Lee Child talked to fans about his newest Jack Reacher title, The Midnight Line, at Sheffield City Hall for Off the Shelf Festival 2017. Here's what he had to say about the city and how it has influenced him and his writing.

“I chose Sheffield from a battered brochure without a front cover that showed the tallest academic building – I didn’t know the city it was in until I called.

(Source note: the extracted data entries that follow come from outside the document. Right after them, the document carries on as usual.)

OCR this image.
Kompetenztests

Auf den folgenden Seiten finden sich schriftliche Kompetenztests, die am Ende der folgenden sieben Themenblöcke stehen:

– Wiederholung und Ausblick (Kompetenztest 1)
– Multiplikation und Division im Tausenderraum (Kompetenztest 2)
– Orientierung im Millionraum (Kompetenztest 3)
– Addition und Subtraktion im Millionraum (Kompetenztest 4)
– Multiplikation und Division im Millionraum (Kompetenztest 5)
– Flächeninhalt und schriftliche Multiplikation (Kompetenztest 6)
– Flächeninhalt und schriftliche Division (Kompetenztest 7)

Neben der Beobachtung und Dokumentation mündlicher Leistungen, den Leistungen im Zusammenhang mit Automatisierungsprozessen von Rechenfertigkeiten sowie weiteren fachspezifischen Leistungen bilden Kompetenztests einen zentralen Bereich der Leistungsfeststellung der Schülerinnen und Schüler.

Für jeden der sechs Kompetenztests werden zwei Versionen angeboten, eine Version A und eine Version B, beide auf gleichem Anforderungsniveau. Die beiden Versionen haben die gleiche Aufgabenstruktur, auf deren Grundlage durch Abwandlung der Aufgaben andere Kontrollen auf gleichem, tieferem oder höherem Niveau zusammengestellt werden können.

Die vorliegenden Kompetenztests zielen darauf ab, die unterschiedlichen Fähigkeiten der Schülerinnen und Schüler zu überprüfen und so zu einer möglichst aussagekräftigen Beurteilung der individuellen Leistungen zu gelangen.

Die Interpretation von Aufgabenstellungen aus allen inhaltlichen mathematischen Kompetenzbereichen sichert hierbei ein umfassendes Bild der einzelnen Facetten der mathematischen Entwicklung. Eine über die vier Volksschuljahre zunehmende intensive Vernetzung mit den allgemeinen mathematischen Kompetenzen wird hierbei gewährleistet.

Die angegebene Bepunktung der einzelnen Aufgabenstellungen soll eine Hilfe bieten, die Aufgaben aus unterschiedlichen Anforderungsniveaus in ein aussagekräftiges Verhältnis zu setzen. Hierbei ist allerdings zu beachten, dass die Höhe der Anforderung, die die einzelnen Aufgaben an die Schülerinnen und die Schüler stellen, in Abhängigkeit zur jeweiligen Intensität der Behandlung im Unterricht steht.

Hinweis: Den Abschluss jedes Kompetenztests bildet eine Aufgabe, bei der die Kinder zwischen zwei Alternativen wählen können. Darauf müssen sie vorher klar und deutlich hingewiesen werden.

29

“I was here for four years to do my three-year degree as I failed the second year and retook it. All my memories are of the University of Sheffield Drama Studio where I spent most of my time. I remember the lovely people alongside the sex, drugs and rock & roll! My favourite places whilst I was here were the Drama Studio and the open country – I used to party to 4/5am and then catch a bus out to the moors and watch the sun come up.

 

 

“Sheffield had a strong tradition of blue collar students. This city made things and made them well and without fuss or drama. It is a tremendous national asset and central to Britain’s power in the world. It has a cultural and physical infrastructure built by skilled working class.”

“Sheffield as a city has influenced me. I thought I ought to give them the kind of student Jack Reacher would be proud of…”

Lee also shared valuable insight into his internationally bestselling crime novels and how he goes about writing them.

“There isn’t a difference between male and female readers in the sense that you might think. I would have thought I’d have predominantly male readers but 65% of my readers are women.

“My writing is not based on hours of research – I do a book a year and there isn’t enough time for that so I use my experience other than of course researching specific details. Writing is a solitary experience so you need to follow your own instincts. I don’t run my book by anyone until it is finished.”

“I would never write a screenplay of my own books – I couldn’t be that brutal as you have to tear it apart for film. I write screenplays of other novels. I also accept the changes that film has made to my novels – the written form is my book – a film is different and you hand it over when you agree to it.”